Progreso Marin a publié "Dolores, une vie pour la liberté". (Ph. Laetitia Soula)
Mais Dolores ne baissait pas la tête. Jamais. Fierté ibère mêlée à l’orgueil des petites gens. Une révoltée au sens noble.
Ses convictions l’ont embarquée dans le tumulte de l’histoire. Membre d’un syndicat anarchiste, Dolores a dû fuir la répression franquiste. Arrivée en France, elle a connu la rudesse des ‘‘camps d’hébergement’’ où étaient placés les réfugiés. Avec une volonté inébranlable, elle a surmonté les innombrables difficultés de sa condition d’exilée pour refaire sa vie à Toulouse.
« Je suis viscéralement en colère face au débat sur l'identité nationale.»
Progreso Marin a hérité de sa mère une histoire dont il se considère le garant.
Raconter pour ne pas oublier, « pour empêcher, quelque temps, l’herbe de l’oubli».

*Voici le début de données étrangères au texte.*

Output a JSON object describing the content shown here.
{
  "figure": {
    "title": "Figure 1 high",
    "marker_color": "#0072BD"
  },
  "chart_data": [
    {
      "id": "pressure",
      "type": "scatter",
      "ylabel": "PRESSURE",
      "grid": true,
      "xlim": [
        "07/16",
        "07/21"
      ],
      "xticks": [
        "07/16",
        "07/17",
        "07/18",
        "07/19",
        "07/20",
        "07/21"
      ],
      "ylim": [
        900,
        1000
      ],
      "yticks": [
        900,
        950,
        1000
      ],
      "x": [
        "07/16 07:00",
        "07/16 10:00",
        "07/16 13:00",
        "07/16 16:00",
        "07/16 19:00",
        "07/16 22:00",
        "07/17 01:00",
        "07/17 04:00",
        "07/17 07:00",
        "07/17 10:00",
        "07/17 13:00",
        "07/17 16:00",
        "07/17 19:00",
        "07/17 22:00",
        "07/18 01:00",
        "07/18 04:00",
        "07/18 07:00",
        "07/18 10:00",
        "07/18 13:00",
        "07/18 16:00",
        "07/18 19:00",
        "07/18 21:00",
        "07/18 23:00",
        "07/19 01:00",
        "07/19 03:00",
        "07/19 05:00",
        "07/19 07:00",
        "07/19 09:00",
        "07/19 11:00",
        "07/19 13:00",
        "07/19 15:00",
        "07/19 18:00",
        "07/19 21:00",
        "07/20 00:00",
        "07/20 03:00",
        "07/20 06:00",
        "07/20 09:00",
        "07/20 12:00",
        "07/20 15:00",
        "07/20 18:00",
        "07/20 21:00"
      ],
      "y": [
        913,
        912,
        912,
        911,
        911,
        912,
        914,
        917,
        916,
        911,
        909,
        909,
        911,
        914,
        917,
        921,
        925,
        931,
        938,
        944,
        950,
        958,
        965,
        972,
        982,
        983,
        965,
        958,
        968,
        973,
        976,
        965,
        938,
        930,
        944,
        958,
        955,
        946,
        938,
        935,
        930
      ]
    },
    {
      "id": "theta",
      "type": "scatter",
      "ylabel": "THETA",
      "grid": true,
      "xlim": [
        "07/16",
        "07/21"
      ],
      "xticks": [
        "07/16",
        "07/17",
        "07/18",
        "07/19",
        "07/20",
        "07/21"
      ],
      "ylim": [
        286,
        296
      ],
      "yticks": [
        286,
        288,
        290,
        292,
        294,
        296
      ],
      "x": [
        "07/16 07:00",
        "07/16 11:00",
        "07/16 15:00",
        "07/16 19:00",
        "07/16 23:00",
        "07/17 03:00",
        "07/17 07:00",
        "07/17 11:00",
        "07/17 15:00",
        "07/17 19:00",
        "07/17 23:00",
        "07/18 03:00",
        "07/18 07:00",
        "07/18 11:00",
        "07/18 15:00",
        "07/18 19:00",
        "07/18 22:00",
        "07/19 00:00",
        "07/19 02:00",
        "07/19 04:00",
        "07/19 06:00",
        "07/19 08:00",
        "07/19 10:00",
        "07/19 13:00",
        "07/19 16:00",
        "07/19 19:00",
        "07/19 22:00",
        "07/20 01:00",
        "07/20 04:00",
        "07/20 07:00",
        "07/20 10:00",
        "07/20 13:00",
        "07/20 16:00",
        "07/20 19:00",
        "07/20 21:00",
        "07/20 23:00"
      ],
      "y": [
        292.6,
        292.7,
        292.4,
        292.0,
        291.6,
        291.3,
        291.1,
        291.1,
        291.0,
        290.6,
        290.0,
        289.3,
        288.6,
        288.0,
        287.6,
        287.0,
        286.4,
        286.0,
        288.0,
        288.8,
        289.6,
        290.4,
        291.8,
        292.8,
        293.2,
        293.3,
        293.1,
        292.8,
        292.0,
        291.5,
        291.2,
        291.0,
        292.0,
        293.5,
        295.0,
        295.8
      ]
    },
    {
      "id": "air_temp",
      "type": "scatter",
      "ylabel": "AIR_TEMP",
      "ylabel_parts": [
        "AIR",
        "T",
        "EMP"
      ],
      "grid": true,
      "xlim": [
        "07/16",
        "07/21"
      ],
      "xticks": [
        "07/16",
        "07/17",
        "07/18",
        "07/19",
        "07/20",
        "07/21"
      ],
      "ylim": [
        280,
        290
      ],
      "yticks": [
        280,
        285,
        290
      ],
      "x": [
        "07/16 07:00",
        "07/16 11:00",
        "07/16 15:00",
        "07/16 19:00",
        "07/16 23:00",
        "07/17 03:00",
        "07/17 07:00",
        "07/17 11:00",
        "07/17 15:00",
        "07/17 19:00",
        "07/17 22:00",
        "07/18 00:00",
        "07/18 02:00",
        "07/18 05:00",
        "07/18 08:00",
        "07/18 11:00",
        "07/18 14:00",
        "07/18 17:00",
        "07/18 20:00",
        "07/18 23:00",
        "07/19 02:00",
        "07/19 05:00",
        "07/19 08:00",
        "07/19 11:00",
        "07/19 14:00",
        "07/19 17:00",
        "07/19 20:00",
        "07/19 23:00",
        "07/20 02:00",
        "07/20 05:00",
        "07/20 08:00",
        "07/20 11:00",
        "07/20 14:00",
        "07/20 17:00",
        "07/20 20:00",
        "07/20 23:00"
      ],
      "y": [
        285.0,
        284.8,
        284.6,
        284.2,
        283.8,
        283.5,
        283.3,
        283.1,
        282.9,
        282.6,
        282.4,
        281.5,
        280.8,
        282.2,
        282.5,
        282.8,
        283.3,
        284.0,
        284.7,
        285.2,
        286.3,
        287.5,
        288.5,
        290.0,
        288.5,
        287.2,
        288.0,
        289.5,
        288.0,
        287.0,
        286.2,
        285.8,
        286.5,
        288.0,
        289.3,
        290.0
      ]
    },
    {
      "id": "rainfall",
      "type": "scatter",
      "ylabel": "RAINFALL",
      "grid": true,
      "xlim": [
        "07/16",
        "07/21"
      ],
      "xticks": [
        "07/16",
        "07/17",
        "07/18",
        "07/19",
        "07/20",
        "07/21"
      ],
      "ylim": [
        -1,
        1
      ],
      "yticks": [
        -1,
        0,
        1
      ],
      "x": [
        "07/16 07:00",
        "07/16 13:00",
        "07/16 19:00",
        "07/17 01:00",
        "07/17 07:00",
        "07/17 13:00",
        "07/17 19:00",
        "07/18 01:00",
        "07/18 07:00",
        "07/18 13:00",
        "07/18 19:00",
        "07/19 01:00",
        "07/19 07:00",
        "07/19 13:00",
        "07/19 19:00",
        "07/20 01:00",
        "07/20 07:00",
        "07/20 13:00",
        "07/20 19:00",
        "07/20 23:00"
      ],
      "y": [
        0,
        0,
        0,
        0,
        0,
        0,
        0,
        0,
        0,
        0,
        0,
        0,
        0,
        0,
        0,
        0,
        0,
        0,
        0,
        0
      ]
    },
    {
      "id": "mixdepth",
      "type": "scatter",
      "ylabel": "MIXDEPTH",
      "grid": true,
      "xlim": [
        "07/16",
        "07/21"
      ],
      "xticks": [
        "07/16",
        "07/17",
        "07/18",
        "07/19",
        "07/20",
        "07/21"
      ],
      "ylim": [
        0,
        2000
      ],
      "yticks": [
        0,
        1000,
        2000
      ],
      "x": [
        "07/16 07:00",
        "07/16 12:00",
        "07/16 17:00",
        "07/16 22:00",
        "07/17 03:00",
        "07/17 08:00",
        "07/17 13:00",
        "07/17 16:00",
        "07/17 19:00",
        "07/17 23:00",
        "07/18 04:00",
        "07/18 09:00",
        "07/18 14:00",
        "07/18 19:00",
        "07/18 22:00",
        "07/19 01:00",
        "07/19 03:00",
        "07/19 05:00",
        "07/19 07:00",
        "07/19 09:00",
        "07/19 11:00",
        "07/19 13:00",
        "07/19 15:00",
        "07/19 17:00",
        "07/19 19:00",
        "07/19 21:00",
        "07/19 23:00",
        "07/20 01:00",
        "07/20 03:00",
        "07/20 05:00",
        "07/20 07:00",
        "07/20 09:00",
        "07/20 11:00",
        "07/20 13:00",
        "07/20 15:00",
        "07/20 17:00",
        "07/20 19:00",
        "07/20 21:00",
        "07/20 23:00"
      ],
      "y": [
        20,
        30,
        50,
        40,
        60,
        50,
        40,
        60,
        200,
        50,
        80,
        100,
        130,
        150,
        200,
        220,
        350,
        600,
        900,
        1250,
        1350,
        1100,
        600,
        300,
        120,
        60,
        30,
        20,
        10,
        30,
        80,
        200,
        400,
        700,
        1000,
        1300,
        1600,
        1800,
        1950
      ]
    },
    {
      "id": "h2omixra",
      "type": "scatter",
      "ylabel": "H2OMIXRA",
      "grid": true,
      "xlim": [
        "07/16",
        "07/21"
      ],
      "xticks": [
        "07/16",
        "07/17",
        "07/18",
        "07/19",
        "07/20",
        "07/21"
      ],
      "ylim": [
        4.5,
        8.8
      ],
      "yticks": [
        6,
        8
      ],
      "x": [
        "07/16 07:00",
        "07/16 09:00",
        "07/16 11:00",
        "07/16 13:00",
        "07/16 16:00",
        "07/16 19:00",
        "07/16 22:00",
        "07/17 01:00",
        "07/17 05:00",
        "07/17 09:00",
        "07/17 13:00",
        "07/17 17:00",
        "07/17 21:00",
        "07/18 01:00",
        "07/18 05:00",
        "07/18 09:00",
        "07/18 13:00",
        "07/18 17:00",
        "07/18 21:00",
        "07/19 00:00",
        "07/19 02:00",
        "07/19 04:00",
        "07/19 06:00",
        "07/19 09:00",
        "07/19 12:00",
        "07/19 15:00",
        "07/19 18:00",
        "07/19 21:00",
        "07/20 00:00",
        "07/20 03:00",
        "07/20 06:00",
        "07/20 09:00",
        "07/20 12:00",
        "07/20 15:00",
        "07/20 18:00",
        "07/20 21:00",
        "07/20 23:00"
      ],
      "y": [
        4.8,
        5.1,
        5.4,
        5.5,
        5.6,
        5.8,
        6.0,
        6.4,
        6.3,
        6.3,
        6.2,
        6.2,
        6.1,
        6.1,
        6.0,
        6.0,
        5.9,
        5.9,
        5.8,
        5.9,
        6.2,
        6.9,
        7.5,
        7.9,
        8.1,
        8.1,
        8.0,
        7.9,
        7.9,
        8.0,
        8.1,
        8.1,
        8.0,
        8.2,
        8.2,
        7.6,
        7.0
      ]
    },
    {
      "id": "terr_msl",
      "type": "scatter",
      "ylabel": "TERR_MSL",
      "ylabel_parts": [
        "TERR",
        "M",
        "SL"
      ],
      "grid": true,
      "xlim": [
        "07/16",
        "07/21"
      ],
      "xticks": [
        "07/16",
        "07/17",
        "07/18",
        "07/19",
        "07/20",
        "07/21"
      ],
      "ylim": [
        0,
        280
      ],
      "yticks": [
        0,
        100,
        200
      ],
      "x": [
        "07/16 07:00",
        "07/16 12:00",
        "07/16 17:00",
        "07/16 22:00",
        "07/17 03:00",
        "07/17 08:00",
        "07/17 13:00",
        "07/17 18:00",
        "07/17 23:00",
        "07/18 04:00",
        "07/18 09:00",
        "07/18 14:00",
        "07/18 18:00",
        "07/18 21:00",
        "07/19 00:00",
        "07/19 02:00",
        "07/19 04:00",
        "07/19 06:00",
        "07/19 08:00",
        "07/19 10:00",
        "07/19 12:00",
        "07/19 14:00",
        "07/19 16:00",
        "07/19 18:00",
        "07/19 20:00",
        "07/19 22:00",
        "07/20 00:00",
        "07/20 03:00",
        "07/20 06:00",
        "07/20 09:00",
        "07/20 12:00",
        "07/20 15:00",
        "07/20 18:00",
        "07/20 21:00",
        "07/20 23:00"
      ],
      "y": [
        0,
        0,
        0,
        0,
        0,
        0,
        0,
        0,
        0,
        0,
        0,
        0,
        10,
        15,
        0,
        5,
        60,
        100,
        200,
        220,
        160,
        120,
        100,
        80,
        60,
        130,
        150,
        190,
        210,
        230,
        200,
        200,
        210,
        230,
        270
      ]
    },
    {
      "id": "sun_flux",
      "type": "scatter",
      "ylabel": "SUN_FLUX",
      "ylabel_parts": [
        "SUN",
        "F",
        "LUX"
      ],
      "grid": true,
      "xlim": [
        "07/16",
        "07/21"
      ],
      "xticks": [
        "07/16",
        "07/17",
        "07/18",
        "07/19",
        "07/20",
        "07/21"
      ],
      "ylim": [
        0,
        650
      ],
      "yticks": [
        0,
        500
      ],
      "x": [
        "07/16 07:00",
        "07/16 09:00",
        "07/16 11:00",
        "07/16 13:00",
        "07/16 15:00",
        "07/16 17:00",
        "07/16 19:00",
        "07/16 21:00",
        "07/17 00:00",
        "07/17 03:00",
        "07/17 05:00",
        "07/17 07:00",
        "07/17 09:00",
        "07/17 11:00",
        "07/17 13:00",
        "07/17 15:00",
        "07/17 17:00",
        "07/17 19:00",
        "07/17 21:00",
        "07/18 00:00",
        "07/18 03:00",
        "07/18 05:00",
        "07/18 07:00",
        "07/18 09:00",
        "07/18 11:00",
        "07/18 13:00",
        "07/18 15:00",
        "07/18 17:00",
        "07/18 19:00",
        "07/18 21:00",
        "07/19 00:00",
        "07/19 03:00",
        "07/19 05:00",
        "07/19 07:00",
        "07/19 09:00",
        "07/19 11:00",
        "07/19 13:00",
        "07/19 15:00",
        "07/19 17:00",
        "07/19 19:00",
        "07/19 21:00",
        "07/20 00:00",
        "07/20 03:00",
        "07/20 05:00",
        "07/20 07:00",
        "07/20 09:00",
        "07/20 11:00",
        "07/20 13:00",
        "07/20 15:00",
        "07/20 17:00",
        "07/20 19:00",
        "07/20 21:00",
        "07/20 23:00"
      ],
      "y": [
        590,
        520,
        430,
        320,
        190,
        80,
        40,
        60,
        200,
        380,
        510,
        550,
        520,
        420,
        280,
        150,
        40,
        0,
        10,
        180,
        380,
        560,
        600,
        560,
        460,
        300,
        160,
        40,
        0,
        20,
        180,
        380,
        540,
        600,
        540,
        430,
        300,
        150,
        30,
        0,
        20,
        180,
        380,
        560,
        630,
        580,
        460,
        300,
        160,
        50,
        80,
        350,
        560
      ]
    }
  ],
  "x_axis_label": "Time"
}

Dolores lui a aussi légué ses idées humanistes, sa révolte contre les injustices.
C’est au travers de ce prisme et de sa propre expérience que Progreso Marin juge le débat sur l’identité nationale.
Et il ne tourne pas autour du pot : « Je suis viscéralement en colère face à ce débat.» Selon lui, le débat sur l’identité nationale a été pensé dans un seul but : « ratisser large. » Il s’explique : « Il s’agit d’un débat électoral pour prendre des voix aux Front National [en vue des élections régionales]. » Pour Progreso Marin, le débat sur l’identité nationale est un sujet « extrêmement dangereux et nauséabond » qui renferme une question subliminale: « êtes-vous Français ou non ? » L’écrivain est clair. Le gouvernement a mal orienté le débat : « On s’est focalisé sur l’immigration. Ce débat aurait été plus sain s’il avait été centré sur la nation française. Mais ce n’est pas aux politiques de poser cette question. C’est le rôle des philosophes et des historiens de réfléchir sur cette idée.»
« Dans la douceur du soir, un témoin se transmet… »
Bien que ce terme le rende mal à l’aise, Progreso Marin est selon l’usage un « Français de la deuxième génération ». Mais qu’aurait pensé Dolores du débat sur l’identité nationale, elle l’immigrée espagnole ? Un premier élément de réponse se trouve dans le livre que lui a consacré son fils, " Dolores, une vie pour la Liberté ".*
La scène se passe le 21 mai 1996 à Toulouse. A 91 ans, Dolores a décidé de manifester contre les lois Pasqua-Debré qui ont durci les conditions d’obtention de papiers d’identité pour les étrangers. Une situation qu’elle a elle-même connue, 50 ans plus tôt. Le chapitre se referme sur ces lignes : « Dans la douceur du soir, un témoin se transmet… » Pour Progreso Marin, cela ne fait aucun doute. Dolores aurait perçu le débat sur l’identité nationale comme quelque chose quelque chose « d’extrêmement nocif ». L’écrivain n’hésite pas à faire le parallèle entre l’histoire de ses parents et la situation actuelle des immigrés sans papiers dans notre pays : « Je pense que si mes parents étaient arrivés en France maintenant, ils auraient été traités comme les Afghans aujourd’hui. »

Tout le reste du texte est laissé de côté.